Co-ops welcome simplified Common Agricultural Policy package

‘The agricultural sector needs policies that are coherent, meaningful and implementable,’ said Copa and Cogeca

The European Commission has presented a package of measures to simplify the EU’s Common Agricultural Policy, which were welcomed by agricultural co-ops.

Announced on 14 May, the package targets the administrative burden, controls, implementation, crisis response and investment needs of the sector. The Commission says the changes could save up to €1.58bn annually for farmers and €210m for national administrations.

Under the proposal, the annual lump-sum payment received by small farmers under the CAP will be increased from €1,250 to €2,500. Farmers would also be exempted from certain environmental rules while they may benefit from payments that reward eco-friendly farming.

The plan would also introduce simplified environmental requirements, with controls streamlined through the use of satellite and technology and only one on-the-spot check per year per farm.

Another change would be the introduction of a new funding option offering up to €50,000 as a lump-sum to help farmers improve the competitiveness of their farms.

The Commission is also proposing changes to support EU farmers affected by natural disasters or animal diseases, with the introduction of new crisis payments available under CAP Strategic Plans.

“We are bringing back pragmatism in the Common Agricultural Policy,” said Christophe Hansen, commissioner for agriculture and food. “Our proposals today strike a balance between the need to have a policy fit for the realities on the ground while safeguarding a certain stability for all agricultural stakeholders.

“The Commission is on farmers’ side, and we are doing our best to cut the bureaucracy so they can focus on what they do best; producing food for all of us while protecting our natural resources. I am confident that these measures will deliver concrete results on the ground. I call on co-legislators to adopt this proposal by the end of the year so changes can already reach farmers in 2026.”

Copa and Cogeca, the voice of farmers and their co-ops, welcomed the proposal, which comes in response to the 2024 farmers’ protests and aligns with the broader objectives of the European Competitiveness Agenda.

“In principle, Copa and Cogeca support both the approach and the strong language used by Commissioners Hansen, Fitto, and Dombrovskis during the presentation of the package,” they said in a statement. 

“For years, our organisations have been calling for common-sense simplification measures, changes that would allow farmers to focus more on managing their farms and also help enhance the competitiveness of EU agricultural production.”

The apexes added that they would undertake a detailed analysis of the proposal with their members.

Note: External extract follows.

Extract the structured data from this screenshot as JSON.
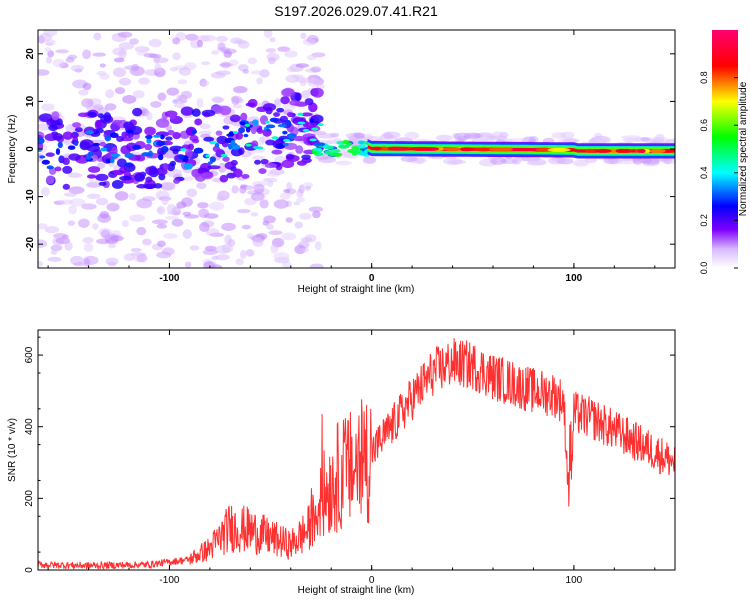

“This is now the second corrective package on the CAP presented by the Commission within a single year,” they said. “This fact should serve as a lesson for the future and shape our discussions going forward: the agricultural sector needs policies that are coherent, meaningful and implementable.

“These principles must apply not only within the CAP but across all EU policies that impact agriculture. In that regard, we have high expectations for the simplification measures already announced outside the CAP framework, as they too will directly affect the sector. Finally, we stress that future simplification efforts must not undermine the common nature of the CAP or open the door to uncontrolled renationalisation.”

The Commission’s proposal will be submitted to the European Parliament and Council for adoption, with further proposals due to be presented later this year. 

But the European Environmental Bureau expressed concerns over some of the measures proposed by the Commission, arguing they would “risk dismantling vital environmental protections without evidence or impact assessment.” 

“Without sufficient impact assessment or real public consultation, the European Commission has yet again casually done away with nature and climate protections in Europe’s largest budget, the Common Agricultural Policy,” said Théo Paquet, senior policy officer for agriculture at the EEB. “Such short–sighted decisions will not only hinder farm resilience (due the many benefits provided by healthy ecosystems), but brings the legitimacy of the CAP into question as it strays further from its environmental and climate objectives.” 

An earlier Commission proposal to amalgamate the Common Agricultural Policy (CAP) into a single fund instrument had been criticised by Copa and Cogeca. The suggestion was also rejected by the European Parliament, which last week adopted its own report on the future Multiannual Financial Framework (MFF), led by co-rapporteurs Carla Tavares (S&D, Portugal) and Siegfried Mureșan (EPP, Romania). The report asked for the CAP’s separate budget line to be maintained in the next Multi-annual Financial Framework while calling for the budget to be increased.